Gilad Shalit and selective compassion

Submitted by AWL on 15 July, 2010 - 9:37 Author: Solomon Anker

Israeli public opinion has been in a huge compassion drive for years since the Israeli soldier Gilad Shalit was taken captive by Hamas.

The heart behind the compassion is moral and linked to the terrible suffering of other Israeli soldiers captured in the past. However, the intensely psychotic randomness of this compassion has been the most extreme form of propaganda in Israel’s history.

The twisting of so much information by the mainstream Israeli media has totally contradicted all the usual arguments they used to defend the military occupation.

The most obvious is the terrorist argument, where Hamas are still terrorists for capturing Shalit, even though he was not a civilian but a soldier.

What I mean is that there are 10,000 Palestinians in Israeli jails, with at the minimum hundreds in terrible conditions and circumstances as bad as Shalit.

One cannot ignore how Gilad Shalit suffers but the Israeli media and the Israeli public totally ignore the suffering that Palestinians endure in Israeli jails, and the suffering of their families.

But this is not at all the point. These compassionate arguments for Shalit and his family are merely the propaganda tool of the Israeli government and the Israeli media.

This is not some faraway conspiracy but something all educated Israelis are aware of, as many right-wing and even centralist pro-Israel activists openly admit the use of propaganda in the defence of the Israeli military's reputation.

And this whole Shalit issue is primarily a tool to defend the Israeli military and the Israeli state's reputation. The reason is the victim card.

Anti-Zionist activists tends to fly off and quote Norman Finkelstein’s “Holocaust Industry”, but whether or not there is some truth in this, the fact remains that the Jews did suffer terribly, and one can see links between this suffering and the actions of Israel in its early days. However, as the decades have passed, this level of victimhood has gone down as the power structure has changed.

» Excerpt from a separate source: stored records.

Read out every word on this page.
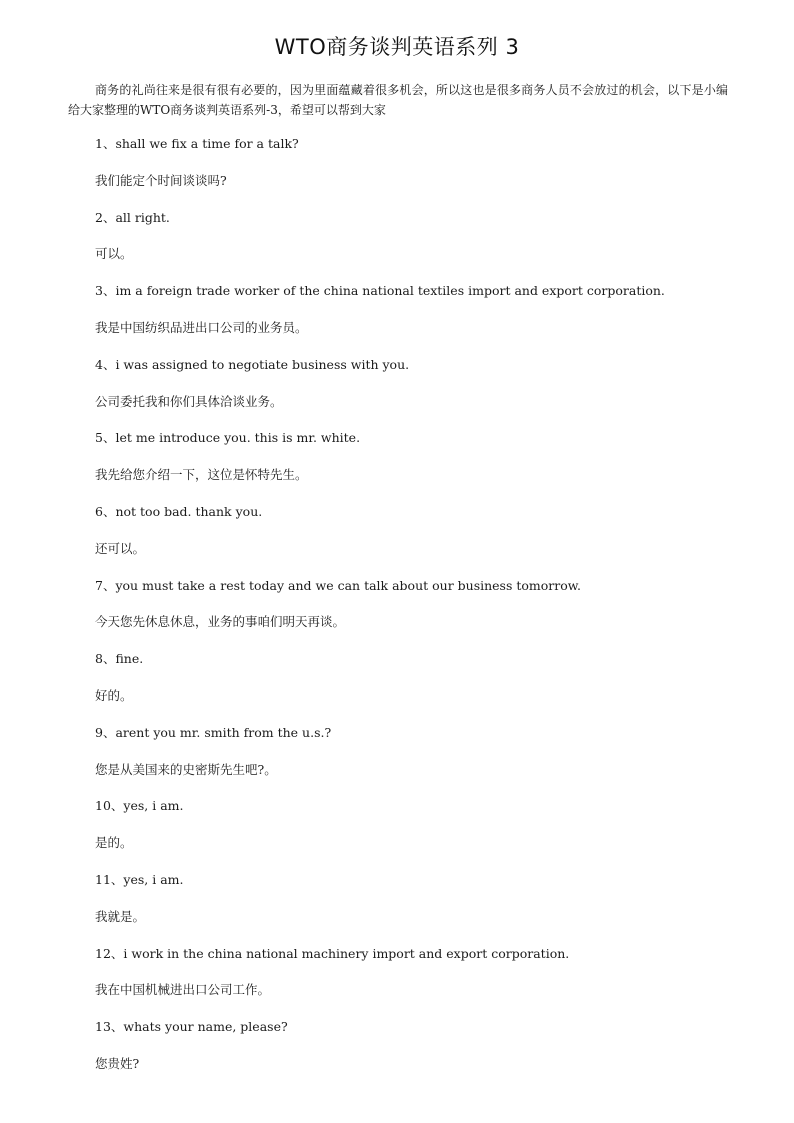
WTO商务谈判英语系列 3
商务的礼尚往来是很有很有必要的，因为里面蕴藏着很多机会，所以这也是很多商务人员不会放过的机会，以下是小编给大家整理的WTO商务谈判英语系列-3，希望可以帮到大家
1、shall we fix a time for a talk?
我们能定个时间谈谈吗?
2、all right.
可以。
3、im a foreign trade worker of the china national textiles import and export corporation.
我是中国纺织品进出口公司的业务员。
4、i was assigned to negotiate business with you.
公司委托我和你们具体洽谈业务。
5、let me introduce you. this is mr. white.
我先给您介绍一下，这位是怀特先生。
6、not too bad. thank you.
还可以。
7、you must take a rest today and we can talk about our business tomorrow.
今天您先休息休息，业务的事咱们明天再谈。
8、fine.
好的。
9、arent you mr. smith from the u.s.?
您是从美国来的史密斯先生吧?。
10、yes, i am.
是的。
11、yes, i am.
我就是。
12、i work in the china national machinery import and export corporation.
我在中国机械进出口公司工作。
13、whats your name, please?
您贵姓?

As a result this effective victim card needs to find a new PR figure, and in these years it’s Shalit.

The suicide bomb was the old feeling of victimhood the Israeli media easily used to make the Israeli public feel they are the only ones suffering.

However, now that this does not exist, Gilad Shalit has become the latest tool.

The amazing ignorance of the suffering of Palestinians which has seen thousands die (whether military or civilian is irrelevant since Shalit was a soldier) since Shalit’s capture four years ago, continues. Every time a voice of compassion appears in the Israeli media about Gaza, many come out to destroy this compassion by saying “What about Gilad?” And because Gilad and his family suffer, then we cannot have any compassion for Gaza, whether hundreds, one thousand, and even more die.

This selective compassion appears just as much on the Palestinian side and just as much in any conflict. A lack of compassion for the suffering of the “other” and an exaggeration of “our” suffering is not always intentional, but, unfortunately, can come naturally.

Certainly many who do have compassion for the suffering of Israelis in this conflict have come under fire from hawkish pro-Palestinians.

Of course, the Palestinians have suffered more in terms of numbers killed, yet this is still the same “Gilad Shalit Selective Compassion Syndrome”.